Monday, April 28, 2008

SLAs and reporting - whose truth to believe?

One of the core concepts in SOA is the idea that a service should have a Service Level that it agrees to meet (the SLA), this might be technical in terms of up times, response times, amount of information to be handled. In more sophisticated services it could be more business oriented in terms of cost to serve, order to ship time, conversion rate, stock levels etc. These agreements can apply both ways, as in the service commits to respond within 20ms but the consumer can't send more than 20 messages a second.

SLAs are a guarantee that something will be done and there should be penalties in place when a violation occurs. In theory this should be a simple case of measurement, but all too often this is something that is overlooked. People define the SLAs but forget the old adage on KPIs that if you allow someone to measure their own KPIs they will be always be successful.

I've been looking for a simple demonstration of this problem for a while, most of them are specific to a given business so don't work generically. But thanks to the folks in Redmond I've now got a great example, it may or may not be there fault but its a good example of measurement problems.

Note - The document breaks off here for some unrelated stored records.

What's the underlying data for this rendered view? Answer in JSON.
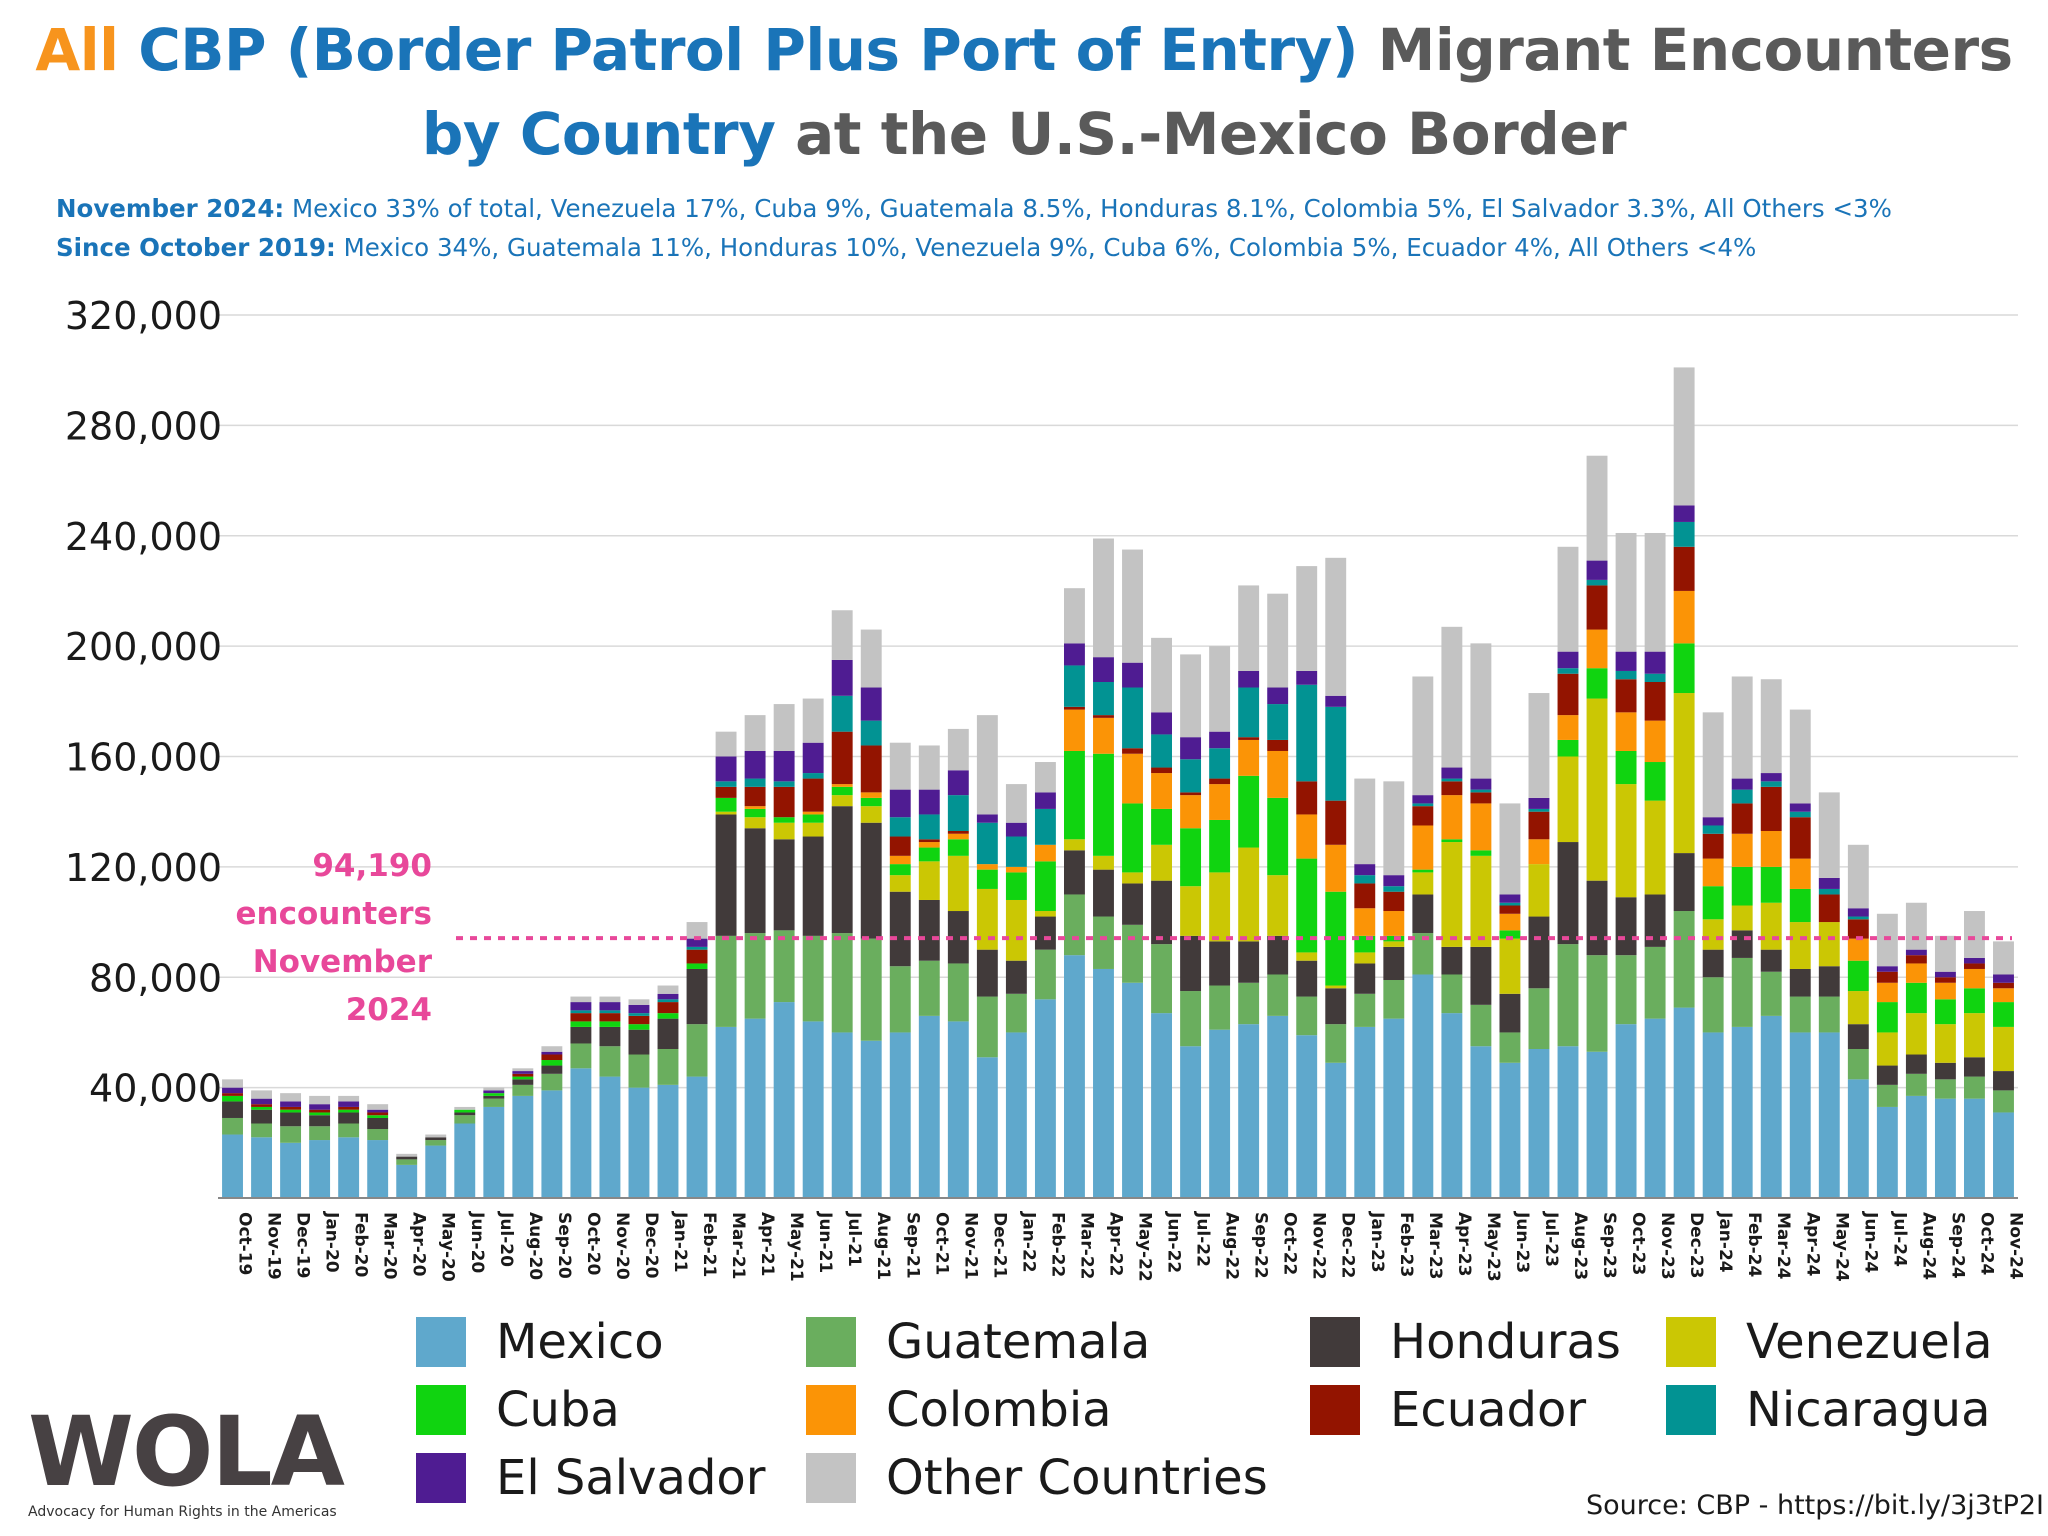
{
  "title": {
    "line1_part1": "All",
    "line1_part2": "CBP (Border Patrol Plus Port of Entry)",
    "line1_part3": "Migrant Encounters",
    "line2_part1": "by Country",
    "line2_part2": "at the U.S.-Mexico Border"
  },
  "subtitles": {
    "line1_bold": "November 2024:",
    "line1_text": "Mexico 33% of total, Venezuela 17%, Cuba 9%, Guatemala 8.5%, Honduras 8.1%, Colombia 5%, El Salvador 3.3%, All Others <3%",
    "line2_bold": "Since October 2019:",
    "line2_text": "Mexico 34%, Guatemala 11%, Honduras 10%, Venezuela 9%, Cuba 6%, Colombia 5%, Ecuador 4%, All Others <4%"
  },
  "callout": {
    "line1": "94,190",
    "line2": "encounters",
    "line3": "November",
    "line4": "2024"
  },
  "source": "Source: CBP - https://bit.ly/3j3tP2I",
  "logo": {
    "text": "WOLA",
    "tagline": "Advocacy for Human Rights in the Americas"
  },
  "colors": {
    "Mexico": "#5fa8cc",
    "Guatemala": "#6aae5e",
    "Honduras": "#413a3a",
    "Venezuela": "#cbc704",
    "Cuba": "#10d410",
    "Colombia": "#fb9406",
    "Ecuador": "#931400",
    "Nicaragua": "#029393",
    "El Salvador": "#4f1c92",
    "Other Countries": "#c3c3c3",
    "reference_line": "#e8489a"
  },
  "chart_data": {
    "type": "bar",
    "stacked": true,
    "ylim": [
      0,
      320000
    ],
    "yticks": [
      40000,
      80000,
      120000,
      160000,
      200000,
      240000,
      280000,
      320000
    ],
    "ytick_labels": [
      "40,000",
      "80,000",
      "120,000",
      "160,000",
      "200,000",
      "240,000",
      "280,000",
      "320,000"
    ],
    "grid": true,
    "legend_position": "bottom",
    "reference_line": {
      "value": 94190
    },
    "categories": [
      "Oct-19",
      "Nov-19",
      "Dec-19",
      "Jan-20",
      "Feb-20",
      "Mar-20",
      "Apr-20",
      "May-20",
      "Jun-20",
      "Jul-20",
      "Aug-20",
      "Sep-20",
      "Oct-20",
      "Nov-20",
      "Dec-20",
      "Jan-21",
      "Feb-21",
      "Mar-21",
      "Apr-21",
      "May-21",
      "Jun-21",
      "Jul-21",
      "Aug-21",
      "Sep-21",
      "Oct-21",
      "Nov-21",
      "Dec-21",
      "Jan-22",
      "Feb-22",
      "Mar-22",
      "Apr-22",
      "May-22",
      "Jun-22",
      "Jul-22",
      "Aug-22",
      "Sep-22",
      "Oct-22",
      "Nov-22",
      "Dec-22",
      "Jan-23",
      "Feb-23",
      "Mar-23",
      "Apr-23",
      "May-23",
      "Jun-23",
      "Jul-23",
      "Aug-23",
      "Sep-23",
      "Oct-23",
      "Nov-23",
      "Dec-23",
      "Jan-24",
      "Feb-24",
      "Mar-24",
      "Apr-24",
      "May-24",
      "Jun-24",
      "Jul-24",
      "Aug-24",
      "Sep-24",
      "Oct-24",
      "Nov-24"
    ],
    "series": [
      {
        "name": "Mexico",
        "values": [
          23000,
          22000,
          20000,
          21000,
          22000,
          21000,
          12000,
          19000,
          27000,
          33000,
          37000,
          39000,
          47000,
          44000,
          40000,
          41000,
          44000,
          62000,
          65000,
          71000,
          64000,
          60000,
          57000,
          60000,
          66000,
          64000,
          51000,
          60000,
          72000,
          88000,
          83000,
          78000,
          67000,
          55000,
          61000,
          63000,
          66000,
          59000,
          49000,
          62000,
          65000,
          81000,
          67000,
          55000,
          49000,
          54000,
          55000,
          53000,
          63000,
          65000,
          69000,
          60000,
          62000,
          66000,
          60000,
          60000,
          43000,
          33000,
          37000,
          36000,
          36000,
          31000
        ]
      },
      {
        "name": "Guatemala",
        "values": [
          6000,
          5000,
          6000,
          5000,
          5000,
          4000,
          2000,
          2000,
          3000,
          3000,
          4000,
          6000,
          9000,
          11000,
          12000,
          13000,
          19000,
          33000,
          31000,
          26000,
          31000,
          36000,
          37000,
          24000,
          20000,
          21000,
          22000,
          14000,
          18000,
          22000,
          19000,
          21000,
          25000,
          20000,
          16000,
          15000,
          15000,
          14000,
          14000,
          12000,
          14000,
          15000,
          14000,
          15000,
          11000,
          22000,
          37000,
          35000,
          25000,
          26000,
          35000,
          20000,
          25000,
          16000,
          13000,
          13000,
          11000,
          8000,
          8000,
          7000,
          8000,
          8000
        ]
      },
      {
        "name": "Honduras",
        "values": [
          6000,
          5000,
          5000,
          4000,
          4000,
          4000,
          1000,
          1000,
          1000,
          1000,
          2000,
          3000,
          6000,
          7000,
          9000,
          11000,
          20000,
          44000,
          38000,
          33000,
          36000,
          46000,
          42000,
          27000,
          22000,
          19000,
          17000,
          12000,
          12000,
          16000,
          17000,
          15000,
          23000,
          20000,
          16000,
          15000,
          14000,
          13000,
          13000,
          11000,
          12000,
          14000,
          10000,
          21000,
          14000,
          26000,
          37000,
          27000,
          21000,
          19000,
          21000,
          10000,
          10000,
          8000,
          10000,
          11000,
          9000,
          7000,
          7000,
          6000,
          7000,
          7000
        ]
      },
      {
        "name": "Venezuela",
        "values": [
          0,
          0,
          0,
          0,
          0,
          0,
          0,
          0,
          0,
          0,
          0,
          0,
          0,
          0,
          0,
          0,
          0,
          1000,
          4000,
          6000,
          5000,
          4000,
          6000,
          6000,
          14000,
          20000,
          22000,
          22000,
          2000,
          4000,
          5000,
          4000,
          13000,
          18000,
          25000,
          34000,
          22000,
          3000,
          1000,
          4000,
          2000,
          8000,
          38000,
          33000,
          20000,
          19000,
          31000,
          66000,
          41000,
          34000,
          58000,
          11000,
          9000,
          17000,
          17000,
          16000,
          12000,
          12000,
          15000,
          14000,
          16000,
          16000
        ]
      },
      {
        "name": "Cuba",
        "values": [
          2000,
          1000,
          1000,
          1000,
          1000,
          1000,
          0,
          0,
          1000,
          1000,
          1000,
          2000,
          2000,
          2000,
          2000,
          2000,
          2000,
          5000,
          3000,
          2000,
          3000,
          3000,
          3000,
          4000,
          5000,
          6000,
          7000,
          10000,
          18000,
          32000,
          37000,
          25000,
          13000,
          21000,
          19000,
          26000,
          28000,
          34000,
          34000,
          6000,
          2000,
          1000,
          1000,
          2000,
          3000,
          0,
          6000,
          11000,
          12000,
          14000,
          18000,
          12000,
          14000,
          13000,
          12000,
          0,
          11000,
          11000,
          11000,
          9000,
          9000,
          9000
        ]
      },
      {
        "name": "Colombia",
        "values": [
          0,
          0,
          0,
          0,
          0,
          0,
          0,
          0,
          0,
          0,
          0,
          0,
          0,
          0,
          0,
          0,
          0,
          0,
          1000,
          0,
          1000,
          1000,
          2000,
          3000,
          2000,
          2000,
          2000,
          2000,
          6000,
          15000,
          13000,
          18000,
          13000,
          12000,
          13000,
          13000,
          17000,
          16000,
          17000,
          10000,
          9000,
          16000,
          16000,
          17000,
          6000,
          9000,
          9000,
          14000,
          14000,
          15000,
          19000,
          10000,
          12000,
          13000,
          11000,
          0,
          8000,
          7000,
          7000,
          6000,
          7000,
          5000
        ]
      },
      {
        "name": "Ecuador",
        "values": [
          1000,
          1000,
          1000,
          1000,
          1000,
          1000,
          0,
          0,
          0,
          0,
          1000,
          2000,
          3000,
          3000,
          3000,
          4000,
          5000,
          4000,
          7000,
          11000,
          12000,
          19000,
          17000,
          7000,
          1000,
          1000,
          0,
          0,
          0,
          1000,
          1000,
          2000,
          2000,
          1000,
          2000,
          1000,
          4000,
          12000,
          16000,
          9000,
          7000,
          7000,
          5000,
          4000,
          3000,
          10000,
          15000,
          16000,
          12000,
          14000,
          16000,
          9000,
          11000,
          16000,
          15000,
          10000,
          7000,
          4000,
          3000,
          2000,
          2000,
          2000
        ]
      },
      {
        "name": "Nicaragua",
        "values": [
          0,
          0,
          0,
          0,
          0,
          0,
          0,
          0,
          0,
          0,
          0,
          0,
          1000,
          1000,
          1000,
          1000,
          1000,
          2000,
          3000,
          2000,
          2000,
          13000,
          9000,
          7000,
          9000,
          13000,
          15000,
          11000,
          13000,
          15000,
          12000,
          22000,
          12000,
          12000,
          11000,
          18000,
          13000,
          35000,
          34000,
          3000,
          2000,
          1000,
          1000,
          1000,
          1000,
          1000,
          2000,
          2000,
          3000,
          3000,
          9000,
          3000,
          5000,
          2000,
          2000,
          2000,
          1000,
          0,
          0,
          0,
          0,
          0
        ]
      },
      {
        "name": "El Salvador",
        "values": [
          2000,
          2000,
          2000,
          2000,
          2000,
          1000,
          0,
          0,
          0,
          1000,
          1000,
          1000,
          3000,
          3000,
          3000,
          2000,
          3000,
          9000,
          10000,
          11000,
          11000,
          13000,
          12000,
          10000,
          9000,
          9000,
          3000,
          5000,
          6000,
          8000,
          9000,
          9000,
          8000,
          8000,
          6000,
          6000,
          6000,
          5000,
          4000,
          4000,
          4000,
          3000,
          4000,
          4000,
          3000,
          4000,
          6000,
          7000,
          7000,
          8000,
          6000,
          3000,
          4000,
          3000,
          3000,
          4000,
          3000,
          2000,
          2000,
          2000,
          2000,
          3000
        ]
      },
      {
        "name": "Other Countries",
        "values": [
          3000,
          3000,
          3000,
          3000,
          2000,
          2000,
          1000,
          1000,
          1000,
          1000,
          1000,
          2000,
          2000,
          2000,
          2000,
          3000,
          6000,
          9000,
          13000,
          17000,
          16000,
          18000,
          21000,
          17000,
          16000,
          15000,
          36000,
          14000,
          11000,
          20000,
          43000,
          41000,
          27000,
          30000,
          31000,
          31000,
          34000,
          38000,
          50000,
          31000,
          34000,
          43000,
          51000,
          49000,
          33000,
          38000,
          38000,
          38000,
          43000,
          43000,
          50000,
          38000,
          37000,
          34000,
          34000,
          31000,
          23000,
          19000,
          17000,
          13000,
          17000,
          12000
        ]
      }
    ]
  }
}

I run Windows XP under Parallels on a MacBook Pro. Now I just do basic office work so I've given it a C: drive with 15GB. This should be a decent amount for the basic office files (Outlook files are stored on a dedicated share). The trouble is I've run out of space....
So what files are taking up the space? Well a quick "WinDirStat" on the C drive (after doing the same exercise with Windows properties) came up with the stat that the files on the drive take up around 5.4GB. This leaves me with around 10GB unaccounted for.
Here is an example of a producer/consumer SLA. The producer (Windows XP) has committed to provide me with around 15GB of storage for my office files. It then reports that I have violated the client SLA for the service and it will now perform like a dog. Equally my information is that the performance of the producer has severely degraded and I am unable to add more files despite being significantly below the agreed limit.

In this case it is the producer who measures the KPIs and even though the independent measure suggests it to be incorrect it is not possible to challenge the producers statement.

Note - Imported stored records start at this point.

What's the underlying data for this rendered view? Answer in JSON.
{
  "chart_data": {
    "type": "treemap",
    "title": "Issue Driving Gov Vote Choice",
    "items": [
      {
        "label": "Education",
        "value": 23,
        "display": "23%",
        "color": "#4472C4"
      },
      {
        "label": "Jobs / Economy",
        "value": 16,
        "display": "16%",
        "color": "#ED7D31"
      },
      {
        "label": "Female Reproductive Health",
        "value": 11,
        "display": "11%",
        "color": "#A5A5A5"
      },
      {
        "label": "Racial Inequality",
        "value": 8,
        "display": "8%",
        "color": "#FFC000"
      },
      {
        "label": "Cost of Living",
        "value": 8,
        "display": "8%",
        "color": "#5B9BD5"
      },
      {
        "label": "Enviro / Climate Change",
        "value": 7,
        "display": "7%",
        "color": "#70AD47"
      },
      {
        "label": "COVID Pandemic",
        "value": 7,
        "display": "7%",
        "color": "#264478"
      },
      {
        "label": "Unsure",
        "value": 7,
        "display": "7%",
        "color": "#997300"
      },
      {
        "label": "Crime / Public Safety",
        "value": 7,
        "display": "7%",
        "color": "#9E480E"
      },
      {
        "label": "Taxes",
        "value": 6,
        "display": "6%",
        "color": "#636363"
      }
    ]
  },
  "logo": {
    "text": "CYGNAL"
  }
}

What this says is that when looking at KPIs and SLAs for services you need to think about independent measurement being part of the basic requirement. This implies that measurement is done at the service boundary by a 3rd party which must track these SLAs over time. Otherwise you'll just end up with Windows saying "disk space full please free up some space" and then telling you that you don't have enough files available to make a dent in the space.

The final piece therefore is around arbitration. It is quite possible in the setup that I'm using that something is going screwy around Windows that isn't the fault of the producer or the consumer its due to a 3rd party (e.g. the VM) once you get into this stage you need to think about arbitration. The challenge here is that the consumer is still due compensation from the producer, but the producer may have a counter claim against the 3rd party. This is the final piece about SLAs in a professional SOA environment. Its important to think "back to back" in your SLAs otherwise they won't actually mean anything. If a service commits to responding in 20ms but none of the things it relies upon will make any such guarantee then its just corporate optimism (at best) or fraud (at worst).

SLA management is a core part of the shift of SOA away from technology and into the business domain. With all the WS-* arguments going around I'm still stunned that there is no WS-Contract or WS-SLA because its that which would really separate WS-* from other technical choices.

SLAs are about
  1. Defining the terms
  2. Defining the penalities
  3. Measuring the operation
  4. Arbitrating the violation
  5. Spreading the risk down the chain
Its the independent measurement that helps make all the rest of it honest.

(Oh and if anyone has any idea about the 10GB I'd love to know where its gone!)

Technorati Tags: ,

1 comment:

David Bressler said...

Steve,

Great post! I especially like your list of what SLA's are about.

I believe, however, that there are real challenges with standards that address the issue.

The problem is, that any standard way of defining the metric is something that has to flow back into the business. Sometimes, it may not matter, but other times, it then renders the standard metric useless.

Using your example, what you really want is Microsoft and Steve to be able to agree on what is measurable about disk usage. For instance, microsoft may be including tmp files and maybe virtual memory, because that space is untouchable. Perhaps WinDirStat is not counting that, because they're not "user files" that are using disk space.

Let me give a more relevant SOA example. You want the average response time for a service. How do you measure the average? Do you give an average over 1 minute, or over 5 minutes? Is it the average response time across all uses of the service, or just across a single business application/process use? These are just some simple questions that come to mind, that for me, make "policy or contract standards" very difficult to make in a way that is pragmatically useful.

Disclosure: I have been accused of being "anti-standards," something I don't believe is true. I'm just a realist.